Como você se insere na tradição de pensadores que se concentram sobre teses dos grandes cânones da arte ocidental?

A formação de um cânone, assim como a revisão de outros que existem são as obrigações do verdadeiro crítico. A tradição artística é como uma árvore maravilhosamente florida cuja vitalidade dos ramos espraiados precisa ser traçada até as raízes. A afirmação pós-moderna de que todo cânone é fruto de ideologias políticas é uma propaganda maliciosa. Fazer parte do cânone é algo que, em primeiro lugar, os próprios artistas determinam. Isto é, nós definimos a importância de um artista pela influência que ele tem sobre outros artistas, seja durante o momento em que vive ou num futuro distante (como é o caso de El Greco e Emily Dickinson).
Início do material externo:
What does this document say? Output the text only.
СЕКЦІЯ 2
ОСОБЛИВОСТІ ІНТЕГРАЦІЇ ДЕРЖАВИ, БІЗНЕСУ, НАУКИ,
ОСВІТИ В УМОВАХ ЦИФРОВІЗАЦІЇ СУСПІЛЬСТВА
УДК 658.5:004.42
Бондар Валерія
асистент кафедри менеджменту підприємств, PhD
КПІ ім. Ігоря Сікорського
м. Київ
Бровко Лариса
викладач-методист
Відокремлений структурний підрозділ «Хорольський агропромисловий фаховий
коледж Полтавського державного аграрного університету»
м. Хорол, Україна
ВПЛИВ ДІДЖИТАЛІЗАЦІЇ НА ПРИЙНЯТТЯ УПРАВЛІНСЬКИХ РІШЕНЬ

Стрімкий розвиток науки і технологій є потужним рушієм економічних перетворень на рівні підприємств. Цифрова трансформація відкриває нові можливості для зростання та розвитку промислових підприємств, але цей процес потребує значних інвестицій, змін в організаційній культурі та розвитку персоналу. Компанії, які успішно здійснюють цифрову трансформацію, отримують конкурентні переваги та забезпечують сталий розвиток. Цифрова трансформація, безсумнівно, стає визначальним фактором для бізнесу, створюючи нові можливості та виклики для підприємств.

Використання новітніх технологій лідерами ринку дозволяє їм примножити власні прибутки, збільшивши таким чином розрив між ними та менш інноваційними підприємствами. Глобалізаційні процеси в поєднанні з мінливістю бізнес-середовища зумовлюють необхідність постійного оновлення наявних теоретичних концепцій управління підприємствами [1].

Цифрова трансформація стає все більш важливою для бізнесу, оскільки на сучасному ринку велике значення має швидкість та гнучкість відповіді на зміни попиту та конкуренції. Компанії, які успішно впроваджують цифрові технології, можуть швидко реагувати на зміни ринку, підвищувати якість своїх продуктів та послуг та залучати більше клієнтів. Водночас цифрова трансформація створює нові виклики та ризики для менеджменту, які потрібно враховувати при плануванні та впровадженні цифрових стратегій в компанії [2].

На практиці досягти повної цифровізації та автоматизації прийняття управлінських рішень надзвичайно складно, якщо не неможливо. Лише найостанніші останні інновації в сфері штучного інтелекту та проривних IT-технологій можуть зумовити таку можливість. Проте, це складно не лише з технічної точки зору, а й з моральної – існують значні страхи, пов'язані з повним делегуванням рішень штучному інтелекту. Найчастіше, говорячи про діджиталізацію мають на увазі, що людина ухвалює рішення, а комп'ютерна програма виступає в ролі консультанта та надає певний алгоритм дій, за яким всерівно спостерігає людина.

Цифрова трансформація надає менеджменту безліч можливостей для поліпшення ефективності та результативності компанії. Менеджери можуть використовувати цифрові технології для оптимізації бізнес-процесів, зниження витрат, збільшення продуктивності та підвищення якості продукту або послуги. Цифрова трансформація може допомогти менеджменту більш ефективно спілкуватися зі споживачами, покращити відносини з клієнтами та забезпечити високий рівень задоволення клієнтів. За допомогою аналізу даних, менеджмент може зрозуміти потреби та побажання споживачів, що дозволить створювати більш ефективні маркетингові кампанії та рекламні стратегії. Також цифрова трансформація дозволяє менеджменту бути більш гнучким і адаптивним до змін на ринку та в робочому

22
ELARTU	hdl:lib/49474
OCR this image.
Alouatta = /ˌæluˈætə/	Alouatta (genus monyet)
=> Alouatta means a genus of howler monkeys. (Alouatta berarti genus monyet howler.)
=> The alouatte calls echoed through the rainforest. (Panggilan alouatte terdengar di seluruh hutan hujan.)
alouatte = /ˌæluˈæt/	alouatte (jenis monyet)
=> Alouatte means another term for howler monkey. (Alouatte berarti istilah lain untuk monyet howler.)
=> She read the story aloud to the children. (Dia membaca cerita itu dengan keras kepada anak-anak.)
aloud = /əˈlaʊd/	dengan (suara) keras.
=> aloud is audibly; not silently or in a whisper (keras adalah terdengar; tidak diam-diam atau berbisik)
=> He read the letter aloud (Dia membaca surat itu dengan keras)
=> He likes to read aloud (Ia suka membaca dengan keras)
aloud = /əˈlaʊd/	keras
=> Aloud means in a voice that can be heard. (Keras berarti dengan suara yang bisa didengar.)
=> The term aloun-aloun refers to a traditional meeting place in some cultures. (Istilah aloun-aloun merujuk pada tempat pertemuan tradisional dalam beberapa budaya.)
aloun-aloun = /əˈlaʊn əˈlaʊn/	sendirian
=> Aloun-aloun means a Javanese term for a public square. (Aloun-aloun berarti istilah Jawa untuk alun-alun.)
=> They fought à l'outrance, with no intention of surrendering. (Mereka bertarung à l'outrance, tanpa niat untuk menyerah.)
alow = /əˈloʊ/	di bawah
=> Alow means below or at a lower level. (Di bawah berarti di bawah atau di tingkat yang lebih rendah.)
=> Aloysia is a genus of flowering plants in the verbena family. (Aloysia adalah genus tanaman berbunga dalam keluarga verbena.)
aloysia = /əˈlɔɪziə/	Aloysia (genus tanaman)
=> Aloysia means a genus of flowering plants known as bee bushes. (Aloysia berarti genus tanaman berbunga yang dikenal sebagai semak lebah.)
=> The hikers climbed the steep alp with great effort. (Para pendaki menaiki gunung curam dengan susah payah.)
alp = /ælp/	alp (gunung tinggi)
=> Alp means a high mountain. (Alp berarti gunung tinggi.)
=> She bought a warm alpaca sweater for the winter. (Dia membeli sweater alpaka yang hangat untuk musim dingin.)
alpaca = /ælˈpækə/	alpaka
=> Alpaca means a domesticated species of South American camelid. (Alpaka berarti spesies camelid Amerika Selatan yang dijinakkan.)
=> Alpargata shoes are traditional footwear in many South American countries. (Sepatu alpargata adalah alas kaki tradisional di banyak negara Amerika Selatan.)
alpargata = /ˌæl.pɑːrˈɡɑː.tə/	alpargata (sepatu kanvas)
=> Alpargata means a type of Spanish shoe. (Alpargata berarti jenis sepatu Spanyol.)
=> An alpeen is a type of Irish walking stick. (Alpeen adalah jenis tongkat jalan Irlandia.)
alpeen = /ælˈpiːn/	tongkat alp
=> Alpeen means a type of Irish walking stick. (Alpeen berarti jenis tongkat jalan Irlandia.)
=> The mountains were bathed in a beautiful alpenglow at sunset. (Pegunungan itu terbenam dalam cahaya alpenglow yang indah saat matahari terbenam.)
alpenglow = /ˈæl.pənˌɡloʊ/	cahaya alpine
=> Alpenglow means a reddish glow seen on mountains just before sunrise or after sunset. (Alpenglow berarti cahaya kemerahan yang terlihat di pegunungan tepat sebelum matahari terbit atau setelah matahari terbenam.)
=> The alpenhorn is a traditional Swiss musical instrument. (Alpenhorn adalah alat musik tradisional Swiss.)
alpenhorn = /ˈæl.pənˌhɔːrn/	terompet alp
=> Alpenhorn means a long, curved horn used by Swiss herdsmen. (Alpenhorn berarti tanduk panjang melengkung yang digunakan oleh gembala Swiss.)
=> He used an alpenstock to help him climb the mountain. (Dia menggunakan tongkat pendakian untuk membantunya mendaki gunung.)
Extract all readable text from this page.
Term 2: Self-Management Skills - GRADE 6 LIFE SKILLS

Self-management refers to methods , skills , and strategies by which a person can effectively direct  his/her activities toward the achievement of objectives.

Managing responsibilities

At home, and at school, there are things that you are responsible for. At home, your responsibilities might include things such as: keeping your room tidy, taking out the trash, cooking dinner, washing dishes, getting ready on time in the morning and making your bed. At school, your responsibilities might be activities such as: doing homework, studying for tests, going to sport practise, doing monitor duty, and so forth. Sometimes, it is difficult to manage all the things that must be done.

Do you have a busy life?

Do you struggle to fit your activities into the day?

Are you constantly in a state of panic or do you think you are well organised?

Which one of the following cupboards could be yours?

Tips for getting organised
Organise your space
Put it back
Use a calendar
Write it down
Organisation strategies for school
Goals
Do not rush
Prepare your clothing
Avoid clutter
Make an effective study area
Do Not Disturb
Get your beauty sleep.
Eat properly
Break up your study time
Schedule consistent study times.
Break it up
No nascimento da segunda onda do feminismo, no fim dos anos 1960, nos disseram que logo iríamos descobrir uma leva de “Michelangelos femininos” – grandes artistas mulheres cujos nomes teriam sido apagados da história da arte por acadêmicos machistas. Profetizaram uma enorme reescrita do cânone oficial. Bom, meio século se passou e nenhuma artista mulher que chegasse minimamente perto dos feitos titânicos de Michelangelo foi encontrada. É verdade que hoje sabemos mais sobre mulheres artistas menores, como Artemisia Gentileschi ou Mary Cassatt, mas o velho cânone da história da arte permanece essencialmente o mesmo, porque sempre se baseou na evolução artística, não na política.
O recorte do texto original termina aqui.